As well as being comfortable to wear, this mask “exposes the eyes to specific light sequences that intelligently adjust your internal clock to lessen the impact of jet lag without interfering with your sleep.”
If you don’t already have one, Martin suggests investing in an airport travel pillow as it will “help support your neck and help you sleep upright” and he says the best on the market are the foam ones. with “soft” shape memory.
Plus, he recommends earplugs to help muffle the noise.
9. Surround sound: noise canceling headphones are a good investment
To listen to white noise or sleep stories, you’ll need headphones, however, Martin says you shouldn’t bring “just any headphones.”
He explains: “As flying can be extremely noisy, with the noise from some cabins being over 85 decibels, which is louder than a vacuum cleaner, you should ideally bring noise canceling headphones.”
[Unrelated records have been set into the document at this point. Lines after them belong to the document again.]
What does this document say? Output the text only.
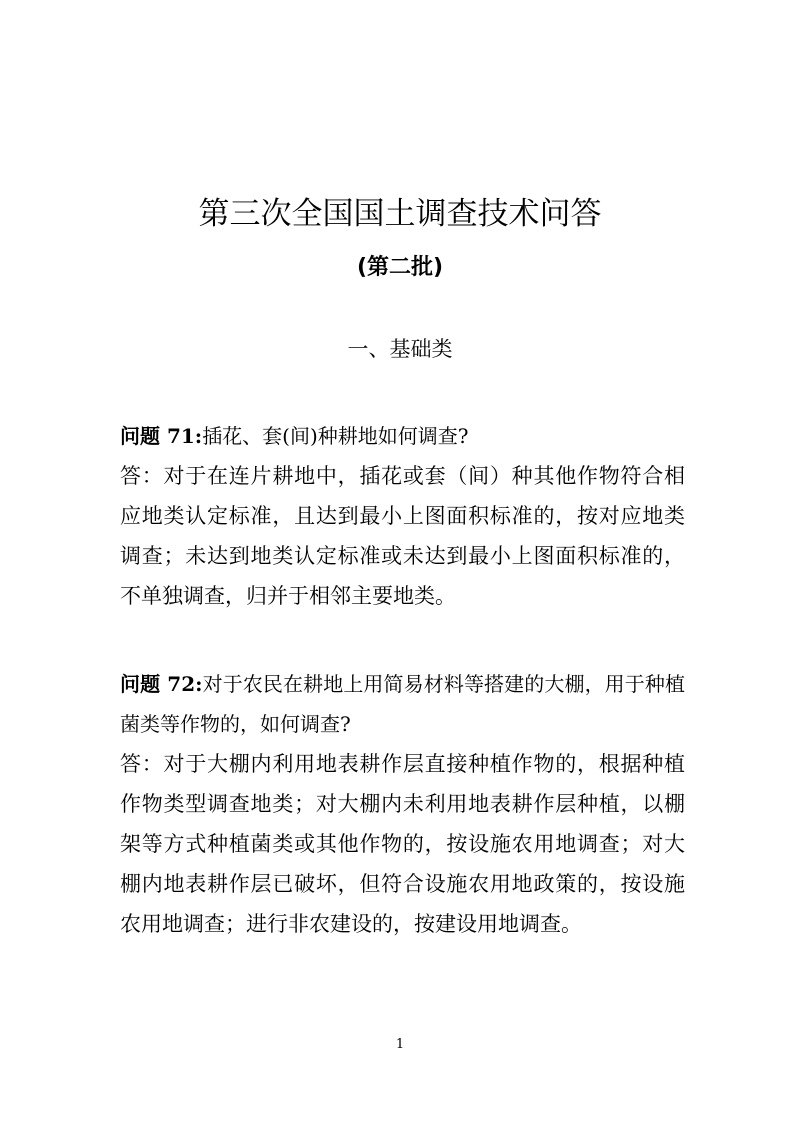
第三次全国国土调查技术问答
(第二批)
一、基础类

问题 71:插花、套(间)种耕地如何调查?

答：对于在连片耕地中，插花或套（间）种其他作物符合相应地类认定标准，且达到最小上图面积标准的，按对应地类调查；未达到地类认定标准或未达到最小上图面积标准的，不单独调查，归并于相邻主要地类。

问题 72:对于农民在耕地上用简易材料等搭建的大棚，用于种植菌类等作物的，如何调查?

答：对于大棚内利用地表耕作层直接种植作物的，根据种植作物类型调查地类；对大棚内未利用地表耕作层种植，以棚架等方式种植菌类或其他作物的，按设施农用地调查；对大棚内地表耕作层已破坏，但符合设施农用地政策的，按设施农用地调查；进行非农建设的，按建设用地调查。

1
He also advises investing in in-ear headphones, as in-ear wireless headphones are at risk of falling out while you sleep and “due to tight spaces on the plane, you may not be able to find them again!” »
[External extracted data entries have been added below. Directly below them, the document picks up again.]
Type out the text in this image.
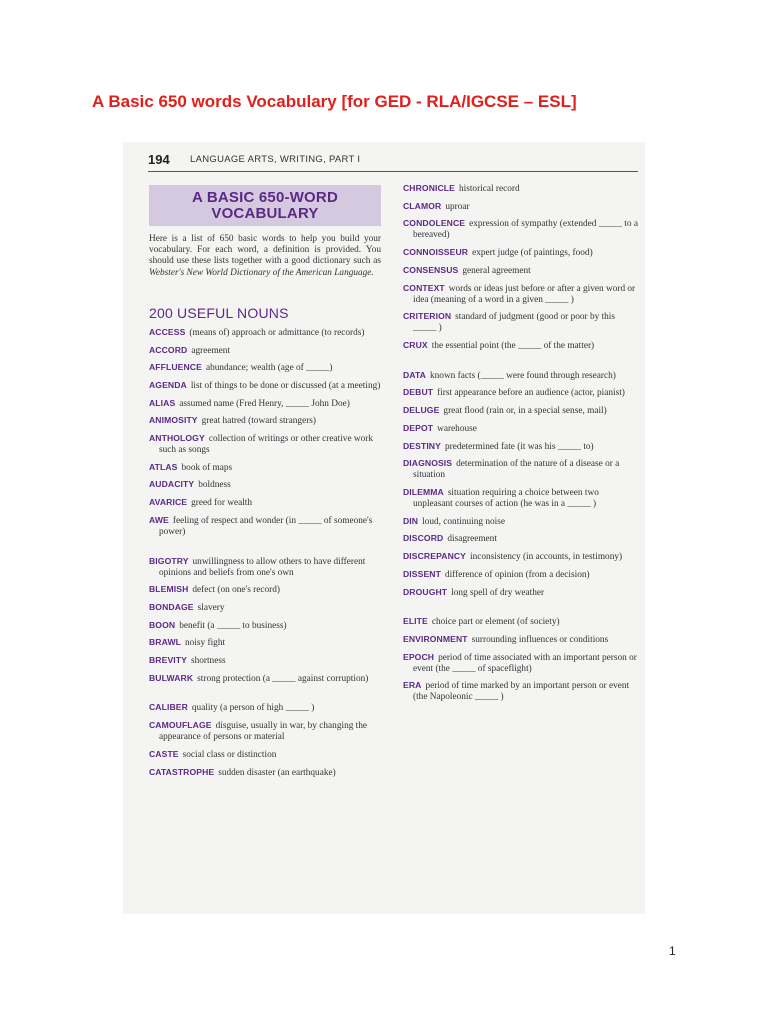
A Basic 650 words Vocabulary [for GED - RLA/IGCSE – ESL]
194 LANGUAGE ARTS, WRITING, PART I
A BASIC 650-WORD
VOCABULARY

Here is a list of 650 basic words to help you build your vocabulary. For each word, a definition is provided. You should use these lists together with a good dictionary such as Webster's New World Dictionary of the American Language.

200 USEFUL NOUNS
ACCESS (means of) approach or admittance (to records)
ACCORD agreement
AFFLUENCE abundance; wealth (age of _____)
AGENDA list of things to be done or discussed (at a meeting)
ALIAS assumed name (Fred Henry, _____ John Doe)
ANIMOSITY great hatred (toward strangers)
ANTHOLOGY collection of writings or other creative work such as songs
ATLAS book of maps
AUDACITY boldness
AVARICE greed for wealth
AWE feeling of respect and wonder (in _____ of someone's power)
BIGOTRY unwillingness to allow others to have different opinions and beliefs from one's own
BLEMISH defect (on one's record)
BONDAGE slavery
BOON benefit (a _____ to business)
BRAWL noisy fight
BREVITY shortness
BULWARK strong protection (a _____ against corruption)
CALIBER quality (a person of high _____ )
CAMOUFLAGE disguise, usually in war, by changing the appearance of persons or material
CASTE social class or distinction
CATASTROPHE sudden disaster (an earthquake)
CHRONICLE historical record
CLAMOR uproar
CONDOLENCE expression of sympathy (extended _____ to a bereaved)
CONNOISSEUR expert judge (of paintings, food)
CONSENSUS general agreement
CONTEXT words or ideas just before or after a given word or idea (meaning of a word in a given _____ )
CRITERION standard of judgment (good or poor by this _____ )
CRUX the essential point (the _____ of the matter)
DATA known facts (_____ were found through research)
DEBUT first appearance before an audience (actor, pianist)
DELUGE great flood (rain or, in a special sense, mail)
DEPOT warehouse
DESTINY predetermined fate (it was his _____ to)
DIAGNOSIS determination of the nature of a disease or a situation
DILEMMA situation requiring a choice between two unpleasant courses of action (he was in a _____ )
DIN loud, continuing noise
DISCORD disagreement
DISCREPANCY inconsistency (in accounts, in testimony)
DISSENT difference of opinion (from a decision)
DROUGHT long spell of dry weather
ELITE choice part or element (of society)
ENVIRONMENT surrounding influences or conditions
EPOCH period of time associated with an important person or event (the _____ of spaceflight)
ERA period of time marked by an important person or event (the Napoleonic _____ )
1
10. If you are traveling with children, stick to the routines
If you’re traveling with kids, Martin says you can help them sleep by sticking to their bedtime routines.
The entrepreneur explains: “So if that means getting into your pajamas, brushing your teeth and reading them a book, then do it.”
“You can go to the bathroom to brush your teeth and put them in their pajamas, so they know it’s time to sleep.
“If possible, you can also travel at night when airplane passengers are more likely to be asleep, so there’s less to distract them.”